A arrecadação com tarifas aumentou em US$ 19 bilhões por mês em relação ao ano passado. Embora isso compense parcialmente o custo dos recentes cortes de impostos de Trump, o país ainda tem um grande déficit orçamentário. E Trump planeja usar boa parte dessa receita extra para compensar os perdedores — como os fazendeiros — transformando as tarifas em um imposto regressivo.
O déficit comercial está se ampliando, o investimento ainda não se materializou e a prometida revitalização da manufatura continua sendo uma miragem.
Até agora, as empresas americanas têm absorvido a maior parte do custo das tarifas. Margens de lucro gordas e estoques importados antes da entrada em vigor das tarifas ajudaram. Mas, à medida que esses amortecedores diminuem, os preços devem subir. O Budget Lab de Yale estima que as tarifas reduzirão a renda das famílias em cerca de US$ 2,4 mil por ano.
Como a implementação escalonada das medidas de Trump espalha os aumentos por vários trimestres, o que poderia ter sido um choque pontual corre o risco de se transformar em uma inflação persistentemente mais alta. Com as expectativas de inflação de curto prazo já subindo, isso pode levar o Federal Reserve a manter juros mais altos por mais tempo — o que, com o tempo, prejudicará a demanda.
A forma como outros países lidam com as tarifas americanas — e com o excesso industrial da China — moldará a próxima fase do comércio global. Alguns já estão começando a erguer suas próprias barreiras. O México planeja uma tarifa de 50% sobre carros chineses. A União Europeia se prepara para se juntar aos EUA e ao Canadá no combate ao aço chinês barato, cortando cotas de importação e elevando tarifas.
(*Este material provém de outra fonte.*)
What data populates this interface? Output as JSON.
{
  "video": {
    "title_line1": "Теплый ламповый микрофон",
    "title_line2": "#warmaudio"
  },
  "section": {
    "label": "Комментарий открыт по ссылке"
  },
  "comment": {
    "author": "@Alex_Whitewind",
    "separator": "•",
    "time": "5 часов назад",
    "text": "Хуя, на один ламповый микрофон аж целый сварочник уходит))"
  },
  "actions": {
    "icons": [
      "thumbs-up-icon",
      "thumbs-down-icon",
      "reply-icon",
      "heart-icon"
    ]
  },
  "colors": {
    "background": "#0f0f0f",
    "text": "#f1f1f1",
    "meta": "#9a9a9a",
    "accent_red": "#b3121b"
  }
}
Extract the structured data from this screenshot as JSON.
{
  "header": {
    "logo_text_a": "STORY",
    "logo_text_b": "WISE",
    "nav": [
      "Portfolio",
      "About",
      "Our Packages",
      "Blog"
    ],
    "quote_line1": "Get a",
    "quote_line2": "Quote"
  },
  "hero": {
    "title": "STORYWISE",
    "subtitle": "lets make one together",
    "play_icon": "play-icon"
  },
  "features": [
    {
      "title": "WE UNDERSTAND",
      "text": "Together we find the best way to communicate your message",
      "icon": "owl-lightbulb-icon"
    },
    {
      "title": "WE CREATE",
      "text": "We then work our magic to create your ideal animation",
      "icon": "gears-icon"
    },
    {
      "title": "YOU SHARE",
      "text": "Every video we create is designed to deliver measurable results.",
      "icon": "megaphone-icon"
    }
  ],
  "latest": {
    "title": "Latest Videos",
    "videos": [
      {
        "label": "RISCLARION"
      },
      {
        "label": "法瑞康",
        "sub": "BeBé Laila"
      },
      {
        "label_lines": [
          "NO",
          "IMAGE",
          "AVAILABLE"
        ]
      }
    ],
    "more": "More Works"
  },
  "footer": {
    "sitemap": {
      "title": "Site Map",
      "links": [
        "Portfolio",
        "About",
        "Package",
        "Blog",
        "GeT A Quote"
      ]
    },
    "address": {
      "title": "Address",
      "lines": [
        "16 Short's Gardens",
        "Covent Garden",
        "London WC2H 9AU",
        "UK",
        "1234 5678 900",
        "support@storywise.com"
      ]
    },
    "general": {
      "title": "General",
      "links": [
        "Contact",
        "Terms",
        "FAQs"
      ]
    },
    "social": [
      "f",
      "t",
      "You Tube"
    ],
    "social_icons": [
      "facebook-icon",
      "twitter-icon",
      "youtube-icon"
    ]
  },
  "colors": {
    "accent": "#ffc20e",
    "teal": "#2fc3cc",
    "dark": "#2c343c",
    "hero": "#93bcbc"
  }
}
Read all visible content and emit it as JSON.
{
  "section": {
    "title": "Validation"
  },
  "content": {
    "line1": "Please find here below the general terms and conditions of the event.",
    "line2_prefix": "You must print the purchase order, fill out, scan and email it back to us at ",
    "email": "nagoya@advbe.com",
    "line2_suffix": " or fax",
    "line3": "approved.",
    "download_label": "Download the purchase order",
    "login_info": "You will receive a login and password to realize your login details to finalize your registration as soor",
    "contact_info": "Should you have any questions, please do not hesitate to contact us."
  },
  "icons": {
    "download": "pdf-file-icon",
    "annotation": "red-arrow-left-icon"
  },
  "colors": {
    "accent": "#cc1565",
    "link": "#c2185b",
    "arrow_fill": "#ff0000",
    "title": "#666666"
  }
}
No Sudeste Asiático, o fluxo de produtos chineses está levando governos a considerar novas salvaguardas.
Ainda assim, a lógica da abertura continua exercendo força. Pequenas economias estão se unindo para manter o comércio ativo.
Nova Zelândia, Cingapura e Emirados Árabes Unidos criaram a Future of Investment and Trade Partnership, uma coalizão de 14 países. O Regional Comprehensive Economic Partnership (RCEP), um amplo pacto asiático que inclui a China, estuda a entrada de novos membros e uma integração mais profunda. A União Europeia e os países do CPTPP — um acordo transpacífico que inclui Austrália, Canadá, Japão e México — podem tentar alinhar seus padrões e expandir a cooperação.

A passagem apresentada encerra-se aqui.